Franchises have risen to dominate film and television during my lifetime. What’s a franchise? Take it as a simple outline of what happens… every time. A plucky gang of kids investigates paranormal mysteries and exposes them as frauds, for example. Familiarity is the appeal, so characters tend not to change. We’re not going to see Sherlock Holmes pivot to politics or become a tax auditor. People want him to be a detective, and so a detective he remains. Forever caught in amber, repeating the same loops. Westworld was as much a commentary on robots as it was on franchises and entertainment itself.
There’s a saying: people watch TV for character, and film for plot. I don’t remember a lot of plots from Star Trek, Fringe, Seinfeld (okay it was a kind of anti-plot show), or WKRP in Cincinnati. But the characters? Loved them.
But.. what if you have a film franchise?
How much did Indiana Jones change? Dominic Toretto?
Is Ethan Hunt really any different now?
They’re essentially huge budget TV episodes on gigantic screens.
Elitist disdain for populist films compelled Spielberg to stretch into more niche, high brow works, in an effort to get that sweet, sweet elitist recognition. To be recognized by the chi-chi cognoscenti.

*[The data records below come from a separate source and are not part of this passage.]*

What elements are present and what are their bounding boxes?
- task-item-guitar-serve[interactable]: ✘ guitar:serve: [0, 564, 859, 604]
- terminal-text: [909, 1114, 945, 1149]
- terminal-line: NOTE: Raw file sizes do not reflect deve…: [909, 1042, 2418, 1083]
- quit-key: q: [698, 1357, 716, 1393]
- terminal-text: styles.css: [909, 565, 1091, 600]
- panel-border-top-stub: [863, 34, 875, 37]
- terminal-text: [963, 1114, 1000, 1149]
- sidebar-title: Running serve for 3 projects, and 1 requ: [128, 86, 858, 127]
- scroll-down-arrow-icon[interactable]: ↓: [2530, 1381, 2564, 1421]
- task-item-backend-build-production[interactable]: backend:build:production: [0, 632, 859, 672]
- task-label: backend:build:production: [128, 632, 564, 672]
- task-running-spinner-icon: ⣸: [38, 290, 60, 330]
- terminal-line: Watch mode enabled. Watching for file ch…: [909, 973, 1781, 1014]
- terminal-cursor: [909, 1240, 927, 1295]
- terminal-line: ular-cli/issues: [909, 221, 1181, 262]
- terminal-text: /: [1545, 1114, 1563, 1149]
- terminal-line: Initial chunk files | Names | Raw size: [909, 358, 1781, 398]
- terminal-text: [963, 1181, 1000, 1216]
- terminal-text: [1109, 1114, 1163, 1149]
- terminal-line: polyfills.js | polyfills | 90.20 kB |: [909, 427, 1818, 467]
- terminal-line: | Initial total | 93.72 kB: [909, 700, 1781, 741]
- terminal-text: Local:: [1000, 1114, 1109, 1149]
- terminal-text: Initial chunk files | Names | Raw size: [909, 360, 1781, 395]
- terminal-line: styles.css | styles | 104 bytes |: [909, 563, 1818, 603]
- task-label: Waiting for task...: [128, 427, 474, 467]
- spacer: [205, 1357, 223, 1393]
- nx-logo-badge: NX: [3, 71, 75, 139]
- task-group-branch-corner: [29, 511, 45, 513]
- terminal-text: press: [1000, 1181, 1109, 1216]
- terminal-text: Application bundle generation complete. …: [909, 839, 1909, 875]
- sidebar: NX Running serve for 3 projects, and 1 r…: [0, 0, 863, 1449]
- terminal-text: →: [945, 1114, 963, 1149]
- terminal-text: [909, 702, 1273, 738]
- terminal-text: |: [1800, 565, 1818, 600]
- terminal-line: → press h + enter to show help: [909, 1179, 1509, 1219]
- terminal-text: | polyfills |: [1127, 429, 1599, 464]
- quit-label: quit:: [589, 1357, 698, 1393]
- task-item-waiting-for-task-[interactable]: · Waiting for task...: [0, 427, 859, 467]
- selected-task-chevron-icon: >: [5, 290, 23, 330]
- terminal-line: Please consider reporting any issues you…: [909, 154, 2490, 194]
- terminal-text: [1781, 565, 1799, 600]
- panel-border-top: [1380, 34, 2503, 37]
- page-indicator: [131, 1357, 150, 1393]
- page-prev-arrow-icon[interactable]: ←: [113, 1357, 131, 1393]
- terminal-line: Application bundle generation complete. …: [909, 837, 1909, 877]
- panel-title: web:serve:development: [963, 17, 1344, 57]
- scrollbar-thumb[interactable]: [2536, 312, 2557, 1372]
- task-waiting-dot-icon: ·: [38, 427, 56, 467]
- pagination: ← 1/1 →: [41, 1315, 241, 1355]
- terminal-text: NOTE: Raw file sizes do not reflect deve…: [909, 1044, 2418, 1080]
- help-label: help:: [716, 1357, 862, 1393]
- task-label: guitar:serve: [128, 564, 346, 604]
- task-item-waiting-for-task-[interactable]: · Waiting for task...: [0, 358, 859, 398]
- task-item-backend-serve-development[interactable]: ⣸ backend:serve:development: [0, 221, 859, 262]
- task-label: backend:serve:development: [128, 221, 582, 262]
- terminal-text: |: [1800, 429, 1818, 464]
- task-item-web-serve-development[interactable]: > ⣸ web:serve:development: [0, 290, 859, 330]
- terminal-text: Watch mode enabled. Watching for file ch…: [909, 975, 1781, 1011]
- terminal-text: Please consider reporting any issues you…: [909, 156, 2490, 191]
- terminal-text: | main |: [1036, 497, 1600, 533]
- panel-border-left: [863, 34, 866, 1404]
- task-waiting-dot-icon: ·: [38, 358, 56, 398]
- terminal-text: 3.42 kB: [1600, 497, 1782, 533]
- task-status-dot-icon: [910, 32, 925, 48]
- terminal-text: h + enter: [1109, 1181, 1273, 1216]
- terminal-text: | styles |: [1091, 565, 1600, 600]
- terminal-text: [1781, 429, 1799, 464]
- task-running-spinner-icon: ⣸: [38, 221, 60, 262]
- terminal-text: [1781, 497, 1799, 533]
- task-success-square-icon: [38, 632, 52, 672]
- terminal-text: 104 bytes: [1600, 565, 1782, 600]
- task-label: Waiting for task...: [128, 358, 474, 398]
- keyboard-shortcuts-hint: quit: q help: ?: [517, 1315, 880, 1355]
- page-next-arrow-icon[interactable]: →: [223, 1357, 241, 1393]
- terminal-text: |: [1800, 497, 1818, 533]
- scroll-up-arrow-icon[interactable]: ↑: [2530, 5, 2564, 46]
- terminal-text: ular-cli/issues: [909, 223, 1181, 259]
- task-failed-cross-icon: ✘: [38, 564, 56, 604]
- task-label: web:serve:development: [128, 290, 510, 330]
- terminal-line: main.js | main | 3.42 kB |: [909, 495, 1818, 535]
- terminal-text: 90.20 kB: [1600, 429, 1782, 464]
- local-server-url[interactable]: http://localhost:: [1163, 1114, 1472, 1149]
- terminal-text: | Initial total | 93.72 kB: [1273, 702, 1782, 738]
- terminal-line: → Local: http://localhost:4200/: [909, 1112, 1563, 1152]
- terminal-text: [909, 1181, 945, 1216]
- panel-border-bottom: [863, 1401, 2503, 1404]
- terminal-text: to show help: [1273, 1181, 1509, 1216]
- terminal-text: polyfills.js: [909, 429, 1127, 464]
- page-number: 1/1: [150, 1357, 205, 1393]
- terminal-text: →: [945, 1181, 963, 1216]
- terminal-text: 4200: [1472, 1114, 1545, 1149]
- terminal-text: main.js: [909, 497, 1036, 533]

On the one hand, I don’t think he should have felt such a pivot was necessary. Populist art ties into our common humanity, and to do that well requires every bit as much artistry and talent as the so-called high art. On the other, I’m glad he did, because he’s an interesting filmmaker, whatever he does.
The niche and the populist have their place and purpose, and entertainment would be lesser without both.
In this argument, there is no spoon.